"I don't believe in miraculous healings," Mark Ruffalo told a Sundance audience Saturday night at a party given by Cornerstore Entertainment. It's an odd statement, considering he spent ten years making a movie about a paralyzed DJ who has the ability to perform them. Sympathy for Delicious premiered this weekend, the result of a long collaboration with screenwriter Christopher Thornton. (It's Ruffalo's directorial debut, and both men star in the film, alongside Juliette Lewis, Laura Linney, and Orlando Bloom.)
Thornton, who has been wheelchair-bound since a 1992 rock-climbing accident, knows the whole faith-healing scene first-hand. "When you're in the hospital and getting out of it, all these religious friends show up," he said during Saturday's post-screening Q+A. Thornton let the believers convince him it might work; it didn't. "Later, when I was kind of past all that, and sort of came to my senses...I thought there was a story in that," he recounted.
Ruffalo agreed, although he shares Thornton's distaste for actual so-called faith healers. "Benny Hinn, I think, is a charlatan. A lot of these people, I think, feed on people who are in a lot of need, and desperate," he said.
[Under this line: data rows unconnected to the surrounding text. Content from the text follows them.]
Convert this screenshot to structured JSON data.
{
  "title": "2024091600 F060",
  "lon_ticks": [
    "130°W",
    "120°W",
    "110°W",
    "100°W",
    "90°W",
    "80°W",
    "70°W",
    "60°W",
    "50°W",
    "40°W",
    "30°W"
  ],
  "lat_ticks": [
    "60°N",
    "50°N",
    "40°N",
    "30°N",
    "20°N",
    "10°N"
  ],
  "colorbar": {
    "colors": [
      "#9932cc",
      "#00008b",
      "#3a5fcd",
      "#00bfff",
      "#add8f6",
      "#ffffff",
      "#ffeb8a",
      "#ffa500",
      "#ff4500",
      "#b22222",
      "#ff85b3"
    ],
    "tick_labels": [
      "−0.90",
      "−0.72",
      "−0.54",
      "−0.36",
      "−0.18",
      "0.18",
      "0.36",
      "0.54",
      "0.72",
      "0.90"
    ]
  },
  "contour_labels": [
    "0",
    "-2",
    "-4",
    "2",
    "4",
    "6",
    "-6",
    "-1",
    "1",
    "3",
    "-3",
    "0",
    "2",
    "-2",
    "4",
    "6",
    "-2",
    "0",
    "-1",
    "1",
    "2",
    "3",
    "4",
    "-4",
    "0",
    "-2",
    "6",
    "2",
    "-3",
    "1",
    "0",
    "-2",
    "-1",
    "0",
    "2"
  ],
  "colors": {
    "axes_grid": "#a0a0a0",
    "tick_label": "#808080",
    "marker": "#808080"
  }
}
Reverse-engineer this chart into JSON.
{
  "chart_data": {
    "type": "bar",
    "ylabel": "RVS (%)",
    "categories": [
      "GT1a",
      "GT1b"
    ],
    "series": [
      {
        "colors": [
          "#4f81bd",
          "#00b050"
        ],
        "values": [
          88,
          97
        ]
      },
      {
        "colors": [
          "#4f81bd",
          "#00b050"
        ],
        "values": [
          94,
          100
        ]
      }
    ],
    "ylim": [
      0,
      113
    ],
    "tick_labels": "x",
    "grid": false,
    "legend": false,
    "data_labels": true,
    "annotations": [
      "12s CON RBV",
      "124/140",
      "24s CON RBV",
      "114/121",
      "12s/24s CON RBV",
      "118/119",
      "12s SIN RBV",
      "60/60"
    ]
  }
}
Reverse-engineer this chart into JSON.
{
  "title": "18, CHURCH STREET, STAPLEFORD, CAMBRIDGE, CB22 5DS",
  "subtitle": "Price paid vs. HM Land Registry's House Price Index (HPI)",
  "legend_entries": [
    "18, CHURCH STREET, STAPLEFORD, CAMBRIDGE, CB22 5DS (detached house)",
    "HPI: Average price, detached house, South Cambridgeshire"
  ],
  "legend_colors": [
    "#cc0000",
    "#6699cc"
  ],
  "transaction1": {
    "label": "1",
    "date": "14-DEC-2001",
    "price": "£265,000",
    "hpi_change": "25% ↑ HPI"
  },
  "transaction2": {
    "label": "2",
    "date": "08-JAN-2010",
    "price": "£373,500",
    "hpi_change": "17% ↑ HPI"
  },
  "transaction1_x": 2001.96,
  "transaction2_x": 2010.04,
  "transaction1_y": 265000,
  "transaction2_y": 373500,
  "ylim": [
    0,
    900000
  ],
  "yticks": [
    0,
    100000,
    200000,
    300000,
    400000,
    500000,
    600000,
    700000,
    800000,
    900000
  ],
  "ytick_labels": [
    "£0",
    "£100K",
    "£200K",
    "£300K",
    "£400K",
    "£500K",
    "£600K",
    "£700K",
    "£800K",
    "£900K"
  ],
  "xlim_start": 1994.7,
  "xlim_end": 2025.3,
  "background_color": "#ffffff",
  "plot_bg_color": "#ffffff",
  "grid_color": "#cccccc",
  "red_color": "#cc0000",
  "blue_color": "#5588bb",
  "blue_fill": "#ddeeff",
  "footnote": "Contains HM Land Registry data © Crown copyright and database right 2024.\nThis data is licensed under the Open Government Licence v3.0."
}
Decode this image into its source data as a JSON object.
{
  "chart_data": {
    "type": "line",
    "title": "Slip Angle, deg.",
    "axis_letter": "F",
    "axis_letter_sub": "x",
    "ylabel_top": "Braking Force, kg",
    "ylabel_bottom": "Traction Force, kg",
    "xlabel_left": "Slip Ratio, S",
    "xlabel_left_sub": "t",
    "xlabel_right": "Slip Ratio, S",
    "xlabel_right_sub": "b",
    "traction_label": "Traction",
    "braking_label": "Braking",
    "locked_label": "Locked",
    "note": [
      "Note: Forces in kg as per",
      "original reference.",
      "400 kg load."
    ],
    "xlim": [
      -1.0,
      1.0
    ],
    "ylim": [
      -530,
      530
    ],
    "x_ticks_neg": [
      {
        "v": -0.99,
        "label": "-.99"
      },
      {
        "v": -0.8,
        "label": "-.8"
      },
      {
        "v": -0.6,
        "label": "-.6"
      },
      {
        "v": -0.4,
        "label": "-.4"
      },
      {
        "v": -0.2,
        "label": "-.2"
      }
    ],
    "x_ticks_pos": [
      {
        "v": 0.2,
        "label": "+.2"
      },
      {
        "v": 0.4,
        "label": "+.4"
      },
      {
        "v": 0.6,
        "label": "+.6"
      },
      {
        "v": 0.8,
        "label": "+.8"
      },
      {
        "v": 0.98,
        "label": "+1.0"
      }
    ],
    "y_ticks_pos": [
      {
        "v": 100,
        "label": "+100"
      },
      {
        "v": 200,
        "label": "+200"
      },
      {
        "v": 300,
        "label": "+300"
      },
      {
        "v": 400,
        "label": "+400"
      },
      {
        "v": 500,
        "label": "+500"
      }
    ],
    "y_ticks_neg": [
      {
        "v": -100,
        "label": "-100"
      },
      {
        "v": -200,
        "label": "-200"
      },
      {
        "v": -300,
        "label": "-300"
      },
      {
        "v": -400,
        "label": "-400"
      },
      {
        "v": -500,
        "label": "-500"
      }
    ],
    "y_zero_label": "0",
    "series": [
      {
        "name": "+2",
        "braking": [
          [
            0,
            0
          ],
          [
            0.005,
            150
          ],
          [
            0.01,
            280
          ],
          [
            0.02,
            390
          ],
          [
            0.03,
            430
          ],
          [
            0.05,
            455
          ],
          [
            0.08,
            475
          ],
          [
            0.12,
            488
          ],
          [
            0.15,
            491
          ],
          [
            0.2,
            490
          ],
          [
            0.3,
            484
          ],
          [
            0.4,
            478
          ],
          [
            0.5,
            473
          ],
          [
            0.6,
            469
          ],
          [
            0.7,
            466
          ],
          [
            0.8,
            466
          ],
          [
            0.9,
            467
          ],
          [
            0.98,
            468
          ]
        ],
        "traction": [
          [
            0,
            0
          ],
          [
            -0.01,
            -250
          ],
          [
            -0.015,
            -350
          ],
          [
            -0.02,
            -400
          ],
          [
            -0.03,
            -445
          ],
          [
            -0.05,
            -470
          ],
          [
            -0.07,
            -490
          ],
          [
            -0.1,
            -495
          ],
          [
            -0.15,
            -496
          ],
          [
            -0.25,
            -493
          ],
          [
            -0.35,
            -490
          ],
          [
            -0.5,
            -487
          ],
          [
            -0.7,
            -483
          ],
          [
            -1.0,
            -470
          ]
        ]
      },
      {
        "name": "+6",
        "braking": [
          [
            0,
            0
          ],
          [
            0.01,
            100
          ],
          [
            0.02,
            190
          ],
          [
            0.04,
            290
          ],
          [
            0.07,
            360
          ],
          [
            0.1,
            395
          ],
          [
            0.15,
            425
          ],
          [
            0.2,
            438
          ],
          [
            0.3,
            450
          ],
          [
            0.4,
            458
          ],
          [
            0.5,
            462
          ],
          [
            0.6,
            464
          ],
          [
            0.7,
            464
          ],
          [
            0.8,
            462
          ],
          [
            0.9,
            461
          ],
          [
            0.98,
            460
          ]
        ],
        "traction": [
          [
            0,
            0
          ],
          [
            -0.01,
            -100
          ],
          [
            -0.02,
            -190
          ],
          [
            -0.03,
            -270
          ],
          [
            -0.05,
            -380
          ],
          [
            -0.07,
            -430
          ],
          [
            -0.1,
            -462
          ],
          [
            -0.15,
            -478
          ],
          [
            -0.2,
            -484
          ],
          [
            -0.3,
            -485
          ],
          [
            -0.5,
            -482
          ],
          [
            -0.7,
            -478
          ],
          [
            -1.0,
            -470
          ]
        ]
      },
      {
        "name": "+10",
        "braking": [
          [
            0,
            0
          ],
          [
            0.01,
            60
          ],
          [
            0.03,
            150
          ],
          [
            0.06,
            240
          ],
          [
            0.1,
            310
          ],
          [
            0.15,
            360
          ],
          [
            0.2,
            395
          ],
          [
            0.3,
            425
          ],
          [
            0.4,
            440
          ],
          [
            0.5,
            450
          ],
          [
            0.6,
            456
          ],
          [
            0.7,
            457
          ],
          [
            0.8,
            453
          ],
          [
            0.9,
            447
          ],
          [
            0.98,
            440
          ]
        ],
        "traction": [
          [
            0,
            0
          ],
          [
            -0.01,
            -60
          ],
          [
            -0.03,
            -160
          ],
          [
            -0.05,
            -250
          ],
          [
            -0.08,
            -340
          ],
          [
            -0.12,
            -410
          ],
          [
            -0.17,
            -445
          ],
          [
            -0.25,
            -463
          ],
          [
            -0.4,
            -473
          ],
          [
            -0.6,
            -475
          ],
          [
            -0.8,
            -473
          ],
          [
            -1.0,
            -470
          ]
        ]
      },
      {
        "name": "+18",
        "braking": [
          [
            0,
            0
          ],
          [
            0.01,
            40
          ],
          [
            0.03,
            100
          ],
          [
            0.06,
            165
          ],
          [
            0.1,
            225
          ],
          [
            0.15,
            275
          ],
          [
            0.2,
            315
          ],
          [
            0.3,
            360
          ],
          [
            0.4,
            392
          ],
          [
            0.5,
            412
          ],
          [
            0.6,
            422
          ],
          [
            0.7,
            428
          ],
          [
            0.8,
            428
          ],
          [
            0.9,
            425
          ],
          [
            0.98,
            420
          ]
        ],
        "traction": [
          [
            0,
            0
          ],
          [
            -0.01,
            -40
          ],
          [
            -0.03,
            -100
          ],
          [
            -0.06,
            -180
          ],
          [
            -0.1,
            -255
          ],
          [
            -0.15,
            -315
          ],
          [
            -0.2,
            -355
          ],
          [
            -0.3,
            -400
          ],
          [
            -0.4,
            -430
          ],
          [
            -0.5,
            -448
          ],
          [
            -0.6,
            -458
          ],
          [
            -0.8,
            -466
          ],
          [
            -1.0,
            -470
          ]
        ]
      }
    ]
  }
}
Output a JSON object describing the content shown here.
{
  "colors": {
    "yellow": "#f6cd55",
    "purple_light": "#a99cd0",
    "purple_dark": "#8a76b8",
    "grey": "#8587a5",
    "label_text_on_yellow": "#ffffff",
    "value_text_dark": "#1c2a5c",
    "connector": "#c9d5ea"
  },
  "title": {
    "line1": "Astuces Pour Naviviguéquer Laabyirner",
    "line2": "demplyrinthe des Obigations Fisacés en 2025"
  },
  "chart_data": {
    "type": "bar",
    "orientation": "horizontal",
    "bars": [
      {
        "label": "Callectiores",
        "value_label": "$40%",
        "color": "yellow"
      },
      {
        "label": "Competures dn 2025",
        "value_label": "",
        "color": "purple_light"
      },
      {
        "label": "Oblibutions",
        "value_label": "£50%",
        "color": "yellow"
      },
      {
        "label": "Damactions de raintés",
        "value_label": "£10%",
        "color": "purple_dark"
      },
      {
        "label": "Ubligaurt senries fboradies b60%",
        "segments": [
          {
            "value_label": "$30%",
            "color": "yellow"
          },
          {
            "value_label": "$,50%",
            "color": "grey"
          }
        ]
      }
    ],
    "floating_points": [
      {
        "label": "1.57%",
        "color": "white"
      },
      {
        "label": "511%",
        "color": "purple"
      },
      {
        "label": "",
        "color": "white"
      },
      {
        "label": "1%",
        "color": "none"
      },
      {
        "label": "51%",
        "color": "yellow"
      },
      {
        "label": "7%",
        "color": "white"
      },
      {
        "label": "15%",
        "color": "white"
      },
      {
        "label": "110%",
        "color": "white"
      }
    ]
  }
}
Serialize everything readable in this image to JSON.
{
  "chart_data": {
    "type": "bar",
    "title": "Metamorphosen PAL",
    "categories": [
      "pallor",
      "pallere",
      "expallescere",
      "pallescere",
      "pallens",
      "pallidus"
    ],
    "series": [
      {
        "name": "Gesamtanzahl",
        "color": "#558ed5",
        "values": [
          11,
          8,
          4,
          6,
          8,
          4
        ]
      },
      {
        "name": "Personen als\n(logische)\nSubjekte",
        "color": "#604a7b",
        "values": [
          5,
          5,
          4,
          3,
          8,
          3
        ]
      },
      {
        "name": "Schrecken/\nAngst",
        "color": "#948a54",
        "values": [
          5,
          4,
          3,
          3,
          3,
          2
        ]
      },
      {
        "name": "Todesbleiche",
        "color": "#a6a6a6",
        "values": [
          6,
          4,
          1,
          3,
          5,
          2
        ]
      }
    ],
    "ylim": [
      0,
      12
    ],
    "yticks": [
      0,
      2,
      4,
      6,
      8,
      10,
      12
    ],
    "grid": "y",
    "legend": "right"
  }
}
He and Thornton struggled to secure funding for their movie about a down-and-out scratcher (played by Thornton) who can cure everything from a cigarette burn to emphysema with the touch of his hands, until salvation came along in the form of an arts patron who gave them a million dollars. "We said, 'Do you want to read the script?' And she said, 'No, darling, I don't need to read the script. I've seen you guys on stage; I know you can do it,'" Ruffalo said. Talk about faith!